Out of the Mountain of Despair, A Stone of Hope

Today was a new day.

While I would not be able to dedicate the memorial in a collective action, the way Martin Luther King, Jr. might have envisioned, his work on nonviolence and peace has been so seminal to my thinking that I felt that I could honor him as an individual – quietly, away from the crowds, and with my dogs. It really was more my style – big crowds are hard on the dogs. So, I’m a day late…

We drive down to the national mall in the pickup with the dogs, and I pull out my bike and we head over to the memorial – not a direct route, but Dr. King’s route also had a legacy. A speech in front of the Lincoln memorial.

Several monuments dedicated to those who have died in war. And finally, a monument to nonviolence.

As I climb the steps to the Lincoln memorial, the park officer informs me that dogs are not allowed in the chamber. So, we stop… An opportunity for a citation and nonviolent protest, but I lack the courage.

When I get to the King memorial, some tears well up for what I had missed the day before. Another officer approaches me and once again I am told that dogs are not allowed. A woman steps forward and offers to watch the dogs while I visit the memorial. I explain to her that dogs were a fundamental part of my nonviolent protest and healing work. It would defeat the purpose of me being here. She moves along, and the yard in front of the monument is empty. I think, and think, and think, and realize that I would never respect myself if I didn’t do this. What was the point of Dr. King’s work, if not civil disobedience, teaching us how to stand up to laws that hurt? With his spirit, I find the courage, and walk in with the dogs


I move in front of the stone, trembling. I am moving so quickly I can hardly concentrate. A park ranger taps me on the shoulder and I turn, expecting confrontation and ejection. The camera stops. She tells me to move faster, that the dogs were technically not allowed. I quickly kneel to try to get my pictures with dogs.

And then, hurry along.

I finish the memorial, definitely not yet used to the camera, but in the end, at peace with myself and the situation. Later that day, I would traverse the entire mall on a bike with the dogs, so tired by the time I got to the Capitol, that I dismount to climb the hill to the Supreme Court. It would be a capstone to the end of the day – a 6 mile day at least. A period on the sentence that had been begun long ago. A moment that I would have shared with my dog Casey if she had still been with me. This sadness aside, I joyfully accept what I was able to accomplish with civil disobedience: A dog off-leash in front of the Supreme Court, coming to me… No, I did not free a nation, or people. I was not that big. But I made some animals and people happy. I treated them with dignity, and respected their need for mobility and some freedom. In my little way, I mattered to those little ones…

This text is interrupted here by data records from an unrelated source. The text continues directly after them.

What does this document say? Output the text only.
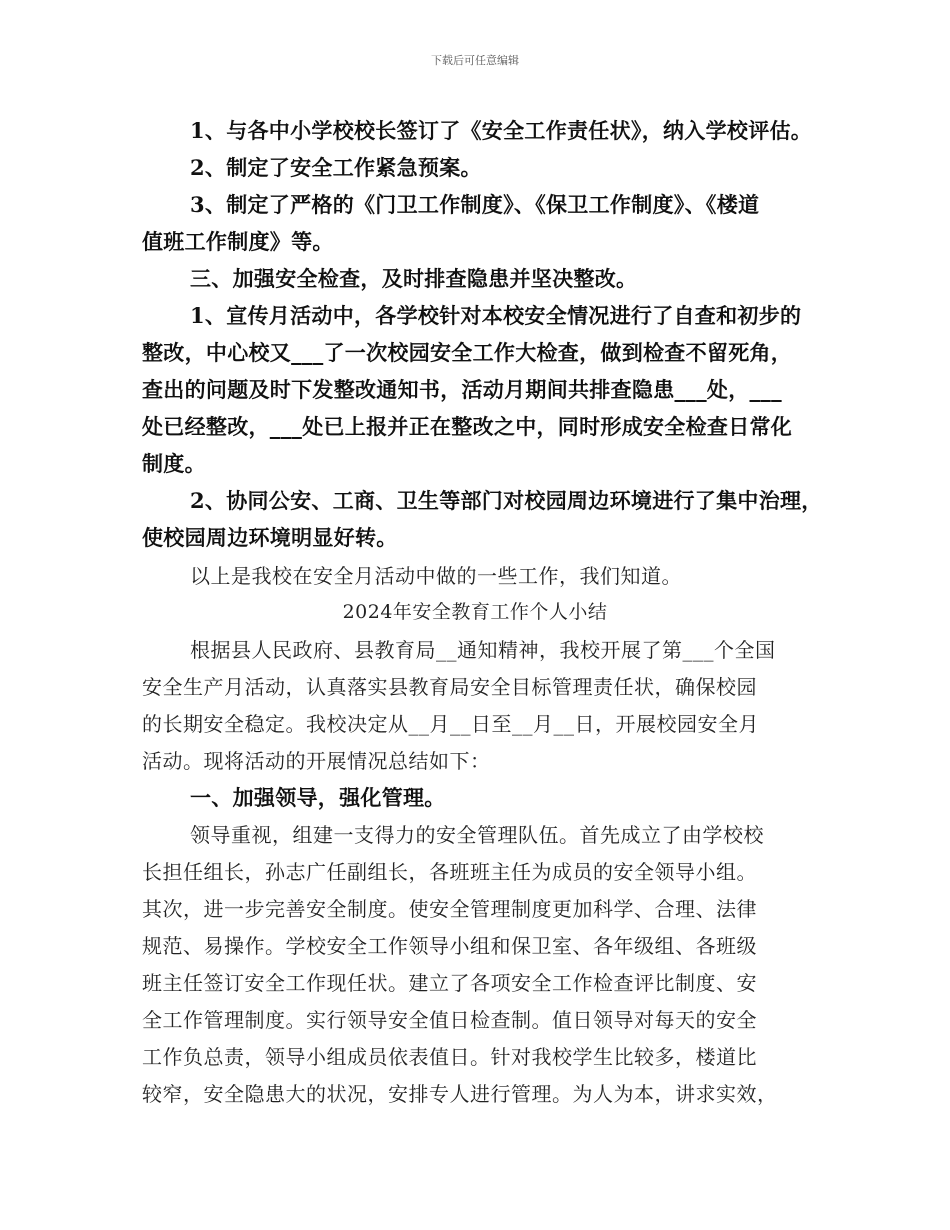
下载后可任意编辑
1、与各中小学校校长签订了《安全工作责任状》，纳入学校评估。
2、制定了安全工作紧急预案。
3、制定了严格的《门卫工作制度》、《保卫工作制度》、《楼道
值班工作制度》等。
三、加强安全检查，及时排查隐患并坚决整改。
1、宣传月活动中，各学校针对本校安全情况进行了自查和初步的
整改，中心校又___了一次校园安全工作大检查，做到检查不留死角，
查出的问题及时下发整改通知书，活动月期间共排查隐患___处，___
处已经整改，___处已上报并正在整改之中，同时形成安全检查日常化
制度。
2、协同公安、工商、卫生等部门对校园周边环境进行了集中治理，
使校园周边环境明显好转。
以上是我校在安全月活动中做的一些工作，我们知道。
2024年安全教育工作个人小结
根据县人民政府、县教育局__通知精神，我校开展了第___个全国
安全生产月活动，认真落实县教育局安全目标管理责任状，确保校园
的长期安全稳定。我校决定从__月__日至__月__日，开展校园安全月
活动。现将活动的开展情况总结如下：
一、加强领导，强化管理。
领导重视，组建一支得力的安全管理队伍。首先成立了由学校校
长担任组长，孙志广任副组长，各班班主任为成员的安全领导小组。
其次，进一步完善安全制度。使安全管理制度更加科学、合理、法律
规范、易操作。学校安全工作领导小组和保卫室、各年级组、各班级
班主任签订安全工作现任状。建立了各项安全工作检查评比制度、安
全工作管理制度。实行领导安全值日检查制。值日领导对每天的安全
工作负总责，领导小组成员依表值日。针对我校学生比较多，楼道比
较窄，安全隐患大的状况，安排专人进行管理。为人为本，讲求实效，
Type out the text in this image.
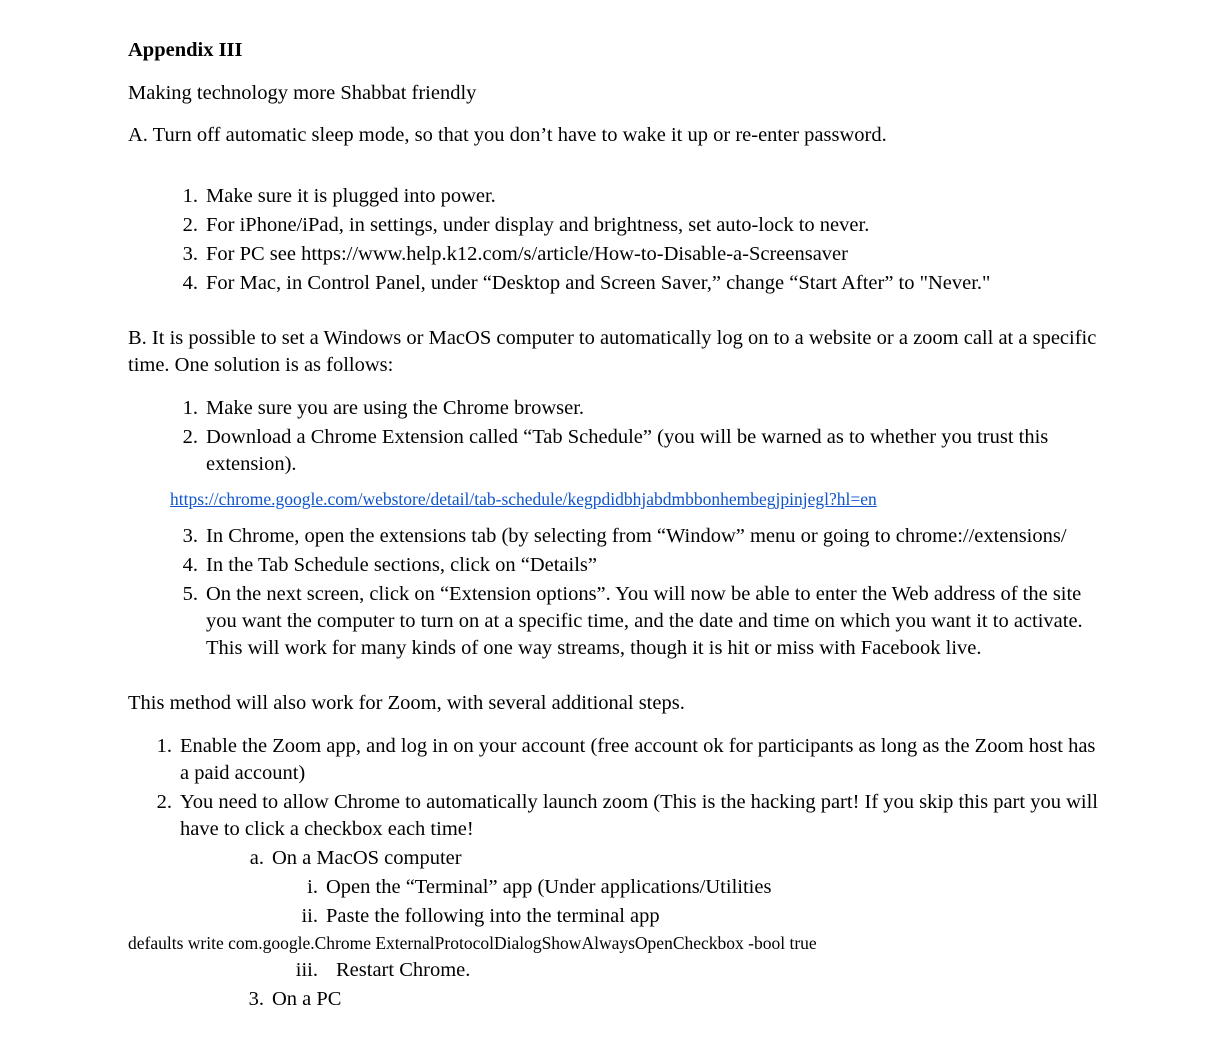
Appendix III
Making technology more Shabbat friendly
A. Turn off automatic sleep mode, so that you don’t have to wake it up or re-enter password.
1. Make sure it is plugged into power.
2. For iPhone/iPad, in settings, under display and brightness, set auto-lock to never.
3. For PC see https://www.help.k12.com/s/article/How-to-Disable-a-Screensaver
4. For Mac, in Control Panel, under “Desktop and Screen Saver,” change “Start After” to "Never."
B. It is possible to set a Windows or MacOS computer to automatically log on to a website or a zoom call at a specific time. One solution is as follows:
1. Make sure you are using the Chrome browser.
2. Download a Chrome Extension called “Tab Schedule” (you will be warned as to whether you trust this extension).
https://chrome.google.com/webstore/detail/tab-schedule/kegpdidbhjabdmbbonhembegjpinjegl?hl=en
3. In Chrome, open the extensions tab (by selecting from “Window” menu or going to chrome://extensions/
4. In the Tab Schedule sections, click on “Details”
5. On the next screen, click on “Extension options”. You will now be able to enter the Web address of the site you want the computer to turn on at a specific time, and the date and time on which you want it to activate. This will work for many kinds of one way streams, though it is hit or miss with Facebook live.
This method will also work for Zoom, with several additional steps.
1. Enable the Zoom app, and log in on your account (free account ok for participants as long as the Zoom host has a paid account)
2. You need to allow Chrome to automatically launch zoom (This is the hacking part! If you skip this part you will have to click a checkbox each time!
a. On a MacOS computer
i. Open the “Terminal” app (Under applications/Utilities
ii. Paste the following into the terminal app
defaults write com.google.Chrome ExternalProtocolDialogShowAlwaysOpenCheckbox -bool true
iii. Restart Chrome.
3. On a PC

Dr. King contributed more than collective action. My work has been about the power of the little person – the one refused much, but not all access, to power, the one who has difficulty integrating into any social context or group, and therefore is not privileged to collective action. It has been about the creative power and ability of an individual in society. And, it has been about people and animals that are compelled or who sometimes choose to live under laws that they can have no voice in. And yes, Dr. King’s actions and ideas have impacted me too.

I am nonviolent, and I struggle for peace. As I reflect on the meaning of his work and this day, I realize that we aren’t quite there yet. There is still a lot of work to do in race relations before true integration is achieved. Although, I can live safely as the only person with white skin in a completely segregated southern black neighborhood, and we can have a black (or gray) president of the united states, there are still times when racism rears its ugly head in my life. I think that Dr. King would not want this glossed over just for the sake of unity. The ability to be honest, to be able to say that not all is yet able to be forgiven between all people with differing skin colors, is important to progress in relations. We have come a long way, but there is still injury that must be repaired. There is hard work ahead of us. I understand a little better that I probably wasn’t the only one absent yesterday. Some of us tried. Others succeeded. And yet others were late. Or simply absent.